JPMorgan Chase’s attempt at Twitter humor failed Monday morning.

What may have seemed like a lighthearted (and since-deleted) joke about its followers’ excessive spending habits was met with a stream of replies pointing out that perhaps a bank that received $12 billion in bailout money after the financial crisis, whose CEO’s salary is $31 million, and that has a history of mortgage fraud, should refrain from publicly lecturing its customers on their spending habits for coffee and lunch.

The reaction to the tweet is reflective of a political climate in which many Americans are concerned about economic inequality and particularly whether corporations are paying their fair share in taxes. Amazon paid no federal taxes in 2018. Neither did Delta Air Lines, Chevron or General Motors. Meanwhile, Amazon CEO Jeff Bezos’s net worth is $150 billion.

That’s a far cry from the $18,000-a-year salary of Colin Roberson of Akron, Ohio.

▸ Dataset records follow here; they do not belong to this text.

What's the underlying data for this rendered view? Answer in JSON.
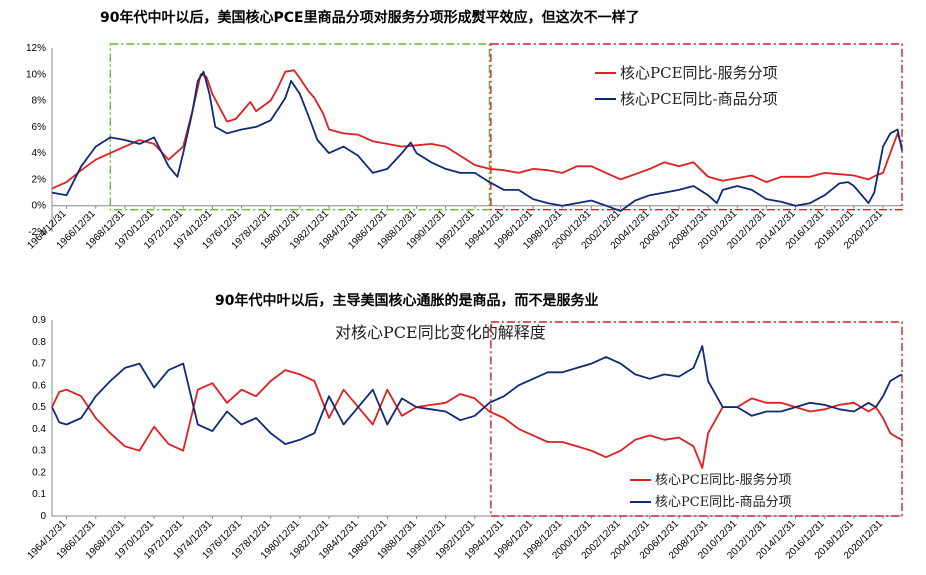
{
  "colors": {
    "services": "#e02020",
    "goods": "#102a7a",
    "green_box": "#66bb33",
    "red_box": "#cc2222"
  },
  "x_tick_labels": [
    "1964/12/31",
    "1966/12/31",
    "1968/12/31",
    "1970/12/31",
    "1972/12/31",
    "1974/12/31",
    "1976/12/31",
    "1978/12/31",
    "1980/12/31",
    "1982/12/31",
    "1984/12/31",
    "1986/12/31",
    "1988/12/31",
    "1990/12/31",
    "1992/12/31",
    "1994/12/31",
    "1996/12/31",
    "1998/12/31",
    "2000/12/31",
    "2002/12/31",
    "2004/12/31",
    "2006/12/31",
    "2008/12/31",
    "2010/12/31",
    "2012/12/31",
    "2014/12/31",
    "2016/12/31",
    "2018/12/31",
    "2020/12/31"
  ],
  "chart_data": [
    {
      "type": "line",
      "title": "90年代中叶以后，美国核心PCE里商品分项对服务分项形成熨平效应，但这次不一样了",
      "xlabel": "",
      "ylabel": "",
      "x_range": [
        1964.0,
        2022.3
      ],
      "ylim": [
        -0.02,
        0.12
      ],
      "y_ticks": [
        0.12,
        0.1,
        0.08,
        0.06,
        0.04,
        0.02,
        0.0,
        -0.02
      ],
      "y_tick_labels": [
        "12%",
        "10%",
        "8%",
        "6%",
        "4%",
        "2%",
        "0%",
        "-2%"
      ],
      "legend": [
        "核心PCE同比-服务分项",
        "核心PCE同比-商品分项"
      ],
      "legend_position": "top-right",
      "annotations": [
        "green dash-dot box: 1968–1994",
        "red dash-dot box: 1994–2022"
      ],
      "series": [
        {
          "name": "核心PCE同比-服务分项",
          "color_key": "services",
          "x": [
            1964.0,
            1965.0,
            1966.0,
            1967.0,
            1968.0,
            1969.0,
            1970.0,
            1971.0,
            1972.0,
            1973.0,
            1973.7,
            1974.2,
            1974.6,
            1975.0,
            1976.0,
            1976.6,
            1977.0,
            1977.6,
            1978.0,
            1979.0,
            1979.5,
            1980.0,
            1980.6,
            1981.0,
            1981.6,
            1982.0,
            1982.6,
            1983.0,
            1984.0,
            1985.0,
            1986.0,
            1987.0,
            1988.0,
            1989.0,
            1990.0,
            1991.0,
            1992.0,
            1993.0,
            1994.0,
            1995.0,
            1996.0,
            1997.0,
            1998.0,
            1999.0,
            2000.0,
            2001.0,
            2002.0,
            2003.0,
            2004.0,
            2005.0,
            2006.0,
            2007.0,
            2008.0,
            2009.0,
            2010.0,
            2011.0,
            2012.0,
            2013.0,
            2014.0,
            2015.0,
            2016.0,
            2017.0,
            2018.0,
            2019.0,
            2020.0,
            2020.5,
            2021.0,
            2021.5,
            2022.0,
            2022.3
          ],
          "y": [
            0.013,
            0.018,
            0.027,
            0.035,
            0.04,
            0.045,
            0.05,
            0.047,
            0.035,
            0.045,
            0.075,
            0.1,
            0.098,
            0.085,
            0.064,
            0.066,
            0.071,
            0.079,
            0.072,
            0.08,
            0.09,
            0.102,
            0.103,
            0.097,
            0.087,
            0.082,
            0.07,
            0.058,
            0.055,
            0.054,
            0.049,
            0.047,
            0.045,
            0.046,
            0.047,
            0.045,
            0.038,
            0.031,
            0.028,
            0.027,
            0.025,
            0.028,
            0.027,
            0.025,
            0.03,
            0.03,
            0.025,
            0.02,
            0.024,
            0.028,
            0.033,
            0.03,
            0.033,
            0.022,
            0.019,
            0.021,
            0.023,
            0.018,
            0.022,
            0.022,
            0.022,
            0.025,
            0.024,
            0.023,
            0.02,
            0.023,
            0.025,
            0.04,
            0.055,
            0.045
          ]
        },
        {
          "name": "核心PCE同比-商品分项",
          "color_key": "goods",
          "x": [
            1964.0,
            1965.0,
            1966.0,
            1967.0,
            1968.0,
            1969.0,
            1970.0,
            1971.0,
            1972.0,
            1972.6,
            1973.0,
            1973.6,
            1974.0,
            1974.4,
            1974.8,
            1975.2,
            1976.0,
            1977.0,
            1978.0,
            1979.0,
            1979.6,
            1980.0,
            1980.4,
            1981.0,
            1981.6,
            1982.2,
            1983.0,
            1984.0,
            1985.0,
            1986.0,
            1987.0,
            1988.0,
            1988.6,
            1989.0,
            1990.0,
            1991.0,
            1992.0,
            1993.0,
            1994.0,
            1995.0,
            1996.0,
            1997.0,
            1998.0,
            1999.0,
            2000.0,
            2001.0,
            2002.0,
            2003.0,
            2004.0,
            2005.0,
            2006.0,
            2007.0,
            2008.0,
            2009.0,
            2009.6,
            2010.0,
            2011.0,
            2012.0,
            2013.0,
            2014.0,
            2015.0,
            2016.0,
            2017.0,
            2018.0,
            2018.6,
            2019.0,
            2020.0,
            2020.4,
            2021.0,
            2021.5,
            2022.0,
            2022.3
          ],
          "y": [
            0.01,
            0.008,
            0.03,
            0.045,
            0.052,
            0.05,
            0.047,
            0.052,
            0.03,
            0.022,
            0.04,
            0.07,
            0.095,
            0.102,
            0.085,
            0.06,
            0.055,
            0.058,
            0.06,
            0.065,
            0.075,
            0.082,
            0.095,
            0.085,
            0.068,
            0.05,
            0.04,
            0.045,
            0.038,
            0.025,
            0.028,
            0.04,
            0.048,
            0.04,
            0.033,
            0.028,
            0.025,
            0.025,
            0.018,
            0.012,
            0.012,
            0.005,
            0.002,
            0.0,
            0.002,
            0.004,
            0.0,
            -0.004,
            0.004,
            0.008,
            0.01,
            0.012,
            0.015,
            0.008,
            0.002,
            0.012,
            0.015,
            0.012,
            0.005,
            0.003,
            0.0,
            0.002,
            0.008,
            0.017,
            0.018,
            0.015,
            0.002,
            0.01,
            0.045,
            0.055,
            0.058,
            0.042
          ]
        }
      ]
    },
    {
      "type": "line",
      "title": "90年代中叶以后，主导美国核心通胀的是商品，而不是服务业",
      "subtitle": "对核心PCE同比变化的解释度",
      "xlabel": "",
      "ylabel": "",
      "x_range": [
        1964.0,
        2022.3
      ],
      "ylim": [
        0,
        0.9
      ],
      "y_ticks": [
        0.9,
        0.8,
        0.7,
        0.6,
        0.5,
        0.4,
        0.3,
        0.2,
        0.1,
        0
      ],
      "y_tick_labels": [
        "0.9",
        "0.8",
        "0.7",
        "0.6",
        "0.5",
        "0.4",
        "0.3",
        "0.2",
        "0.1",
        "0"
      ],
      "legend": [
        "核心PCE同比-服务分项",
        "核心PCE同比-商品分项"
      ],
      "legend_position": "bottom-right",
      "annotations": [
        "red dash-dot box: 1994–2022"
      ],
      "series": [
        {
          "name": "核心PCE同比-服务分项",
          "color_key": "services",
          "x": [
            1964.0,
            1964.5,
            1965.0,
            1966.0,
            1967.0,
            1968.0,
            1969.0,
            1970.0,
            1971.0,
            1972.0,
            1973.0,
            1974.0,
            1975.0,
            1976.0,
            1977.0,
            1978.0,
            1979.0,
            1980.0,
            1981.0,
            1982.0,
            1983.0,
            1984.0,
            1985.0,
            1986.0,
            1987.0,
            1988.0,
            1989.0,
            1990.0,
            1991.0,
            1992.0,
            1993.0,
            1994.0,
            1995.0,
            1996.0,
            1997.0,
            1998.0,
            1999.0,
            2000.0,
            2001.0,
            2002.0,
            2003.0,
            2004.0,
            2005.0,
            2006.0,
            2007.0,
            2008.0,
            2008.6,
            2009.0,
            2010.0,
            2011.0,
            2012.0,
            2013.0,
            2014.0,
            2015.0,
            2016.0,
            2017.0,
            2018.0,
            2019.0,
            2020.0,
            2020.5,
            2021.0,
            2021.5,
            2022.0,
            2022.3
          ],
          "y": [
            0.5,
            0.57,
            0.58,
            0.55,
            0.45,
            0.38,
            0.32,
            0.3,
            0.41,
            0.33,
            0.3,
            0.58,
            0.61,
            0.52,
            0.58,
            0.55,
            0.62,
            0.67,
            0.65,
            0.62,
            0.45,
            0.58,
            0.5,
            0.42,
            0.58,
            0.46,
            0.5,
            0.51,
            0.52,
            0.56,
            0.54,
            0.48,
            0.45,
            0.4,
            0.37,
            0.34,
            0.34,
            0.32,
            0.3,
            0.27,
            0.3,
            0.35,
            0.37,
            0.35,
            0.36,
            0.32,
            0.22,
            0.38,
            0.5,
            0.5,
            0.54,
            0.52,
            0.52,
            0.5,
            0.48,
            0.49,
            0.51,
            0.52,
            0.48,
            0.5,
            0.45,
            0.38,
            0.36,
            0.35
          ]
        },
        {
          "name": "核心PCE同比-商品分项",
          "color_key": "goods",
          "x": [
            1964.0,
            1964.5,
            1965.0,
            1966.0,
            1967.0,
            1968.0,
            1969.0,
            1970.0,
            1971.0,
            1972.0,
            1973.0,
            1974.0,
            1975.0,
            1976.0,
            1977.0,
            1978.0,
            1979.0,
            1980.0,
            1981.0,
            1982.0,
            1983.0,
            1984.0,
            1985.0,
            1986.0,
            1987.0,
            1988.0,
            1989.0,
            1990.0,
            1991.0,
            1992.0,
            1993.0,
            1994.0,
            1995.0,
            1996.0,
            1997.0,
            1998.0,
            1999.0,
            2000.0,
            2001.0,
            2002.0,
            2003.0,
            2004.0,
            2005.0,
            2006.0,
            2007.0,
            2008.0,
            2008.6,
            2009.0,
            2010.0,
            2011.0,
            2012.0,
            2013.0,
            2014.0,
            2015.0,
            2016.0,
            2017.0,
            2018.0,
            2019.0,
            2020.0,
            2020.5,
            2021.0,
            2021.5,
            2022.0,
            2022.3
          ],
          "y": [
            0.5,
            0.43,
            0.42,
            0.45,
            0.55,
            0.62,
            0.68,
            0.7,
            0.59,
            0.67,
            0.7,
            0.42,
            0.39,
            0.48,
            0.42,
            0.45,
            0.38,
            0.33,
            0.35,
            0.38,
            0.55,
            0.42,
            0.5,
            0.58,
            0.42,
            0.54,
            0.5,
            0.49,
            0.48,
            0.44,
            0.46,
            0.52,
            0.55,
            0.6,
            0.63,
            0.66,
            0.66,
            0.68,
            0.7,
            0.73,
            0.7,
            0.65,
            0.63,
            0.65,
            0.64,
            0.68,
            0.78,
            0.62,
            0.5,
            0.5,
            0.46,
            0.48,
            0.48,
            0.5,
            0.52,
            0.51,
            0.49,
            0.48,
            0.52,
            0.5,
            0.55,
            0.62,
            0.64,
            0.65
          ]
        }
      ]
    }
  ]
}
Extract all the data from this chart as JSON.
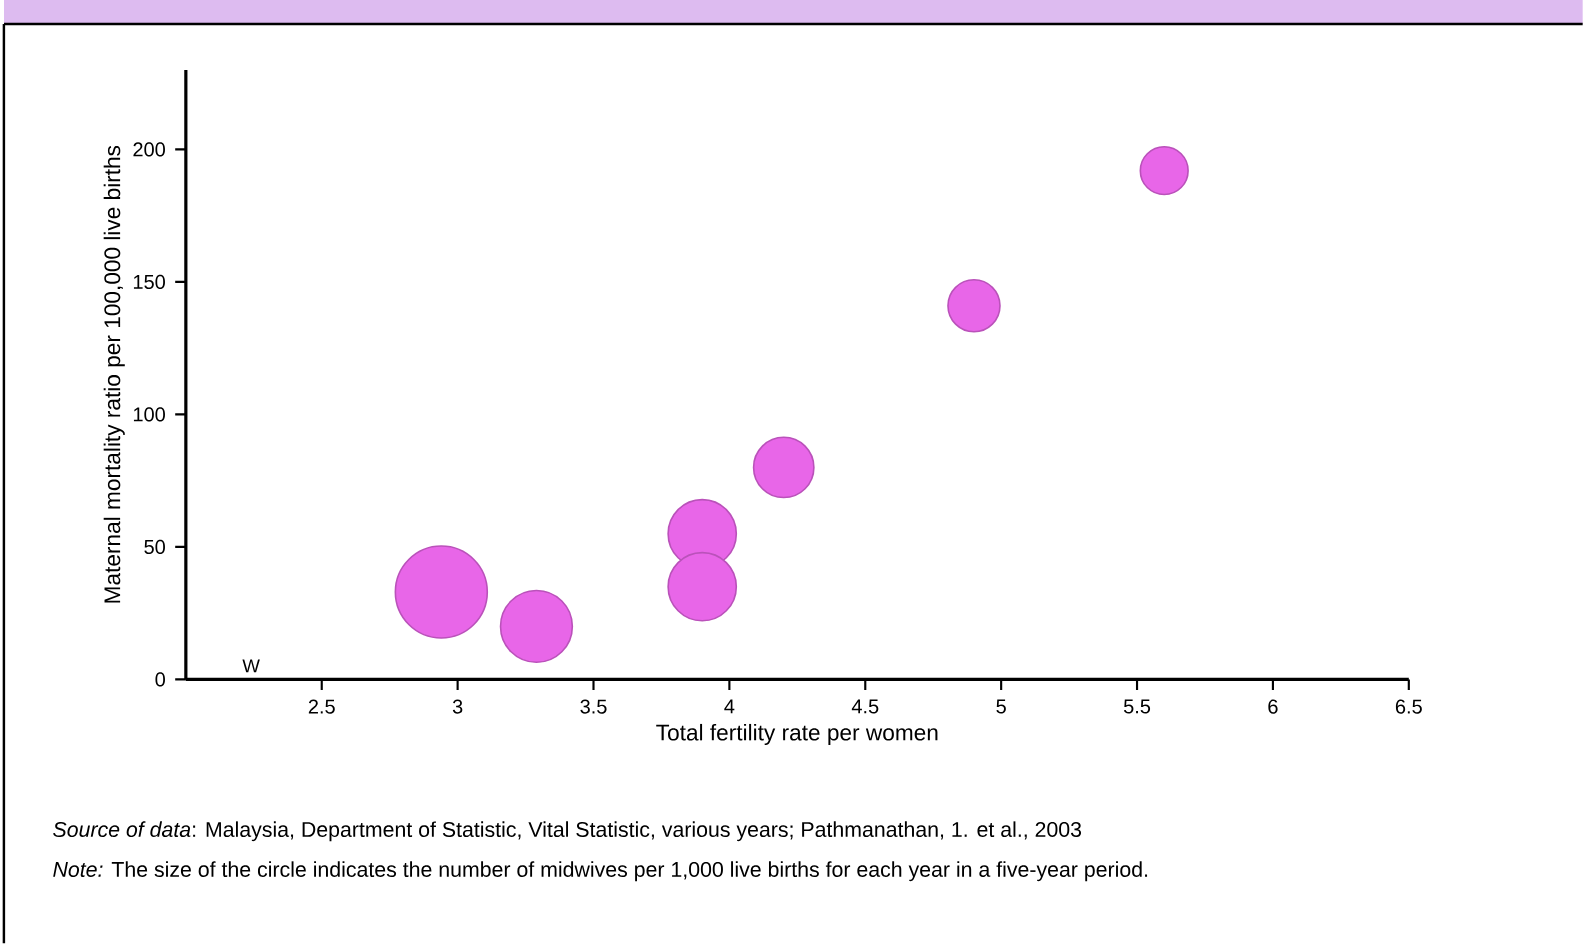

Roberson, who cleans carpets for a living, compared his financial situation to Bezos’s, telling Stephanie Saul and Patricia Cohen of The New York Times that “[Bezos] could be taxed at 99.9 percent and still have millions left over. … I’d be homeless.”

The phenomenon of giant corporations getting tax breaks isn’t new. As Saul and Cohen report, “For decades, profitable companies have been able to avoid corporate taxes.” What has changed is the increase in companies able to do so. “The list of those paying zero roughly doubled last year,” Saul and Cohen continued, “as a result of provisions in President Trump’s 2017 tax bill that expanded corporate tax breaks and reduced the tax rate on corporate income.”

An April report from the Institute on Taxation and Economic Policy (ITEP) reveals how 60 profitable Fortune 500 companies managed to avoid paying taxes. As the report explains:

In 2018, 60 of America’s biggest corporations zeroed out their federal income taxes on $79 billion in U.S. pretax income. Instead of paying $16.4 billion in taxes at the 21 percent statutory corporate tax rate, these companies enjoyed a net corporate tax rebate of $4.3 billion.

“It’s a topic,” Saul and Cohen write, “that several presidential candidates, led by Senators Bernie Sanders and Elizabeth Warren, have hammered recently as they travel the campaign trail.”

During a Fox News Town Hall last week, Sanders told the crowd that “Amazon, Netflix and dozens of major corporations, as a result of Trump’s tax bill, pay nothing in federal taxes. … I think that’s a disgrace.” Under Warren’s tax plan, which would have companies pay a new 7% tax on every dollar in profits over $100, Amazon would have paid $698 million in corporate taxes in 2018.

Former Vice President Joe Biden appears to be playing both sides when it comes to raising corporate taxes and discussing economic inequality. Last week, in a speech to the Brookings Institution he said, “I don’t think 500 billionaires are the reason we’re in trouble. The folks at the top aren’t bad guys.” This was a departure from a previous Brookings speech last year, when he spoke much more forcefully in favor of a more equitable tax code: “We have to deal with this tax code. … It’s wildly skewed toward taking care of those at the very top. It overwhelmingly favors investors over workers.”

While taxes are in general a more important issue for Republicans than Democrats, according to fall 2018 Gallup poll, when surveys ask specifically about raising taxes on corporations, “More Americans support raising the corporate tax rate than lowering it or leaving it unchanged,” as Saul and Cohen report.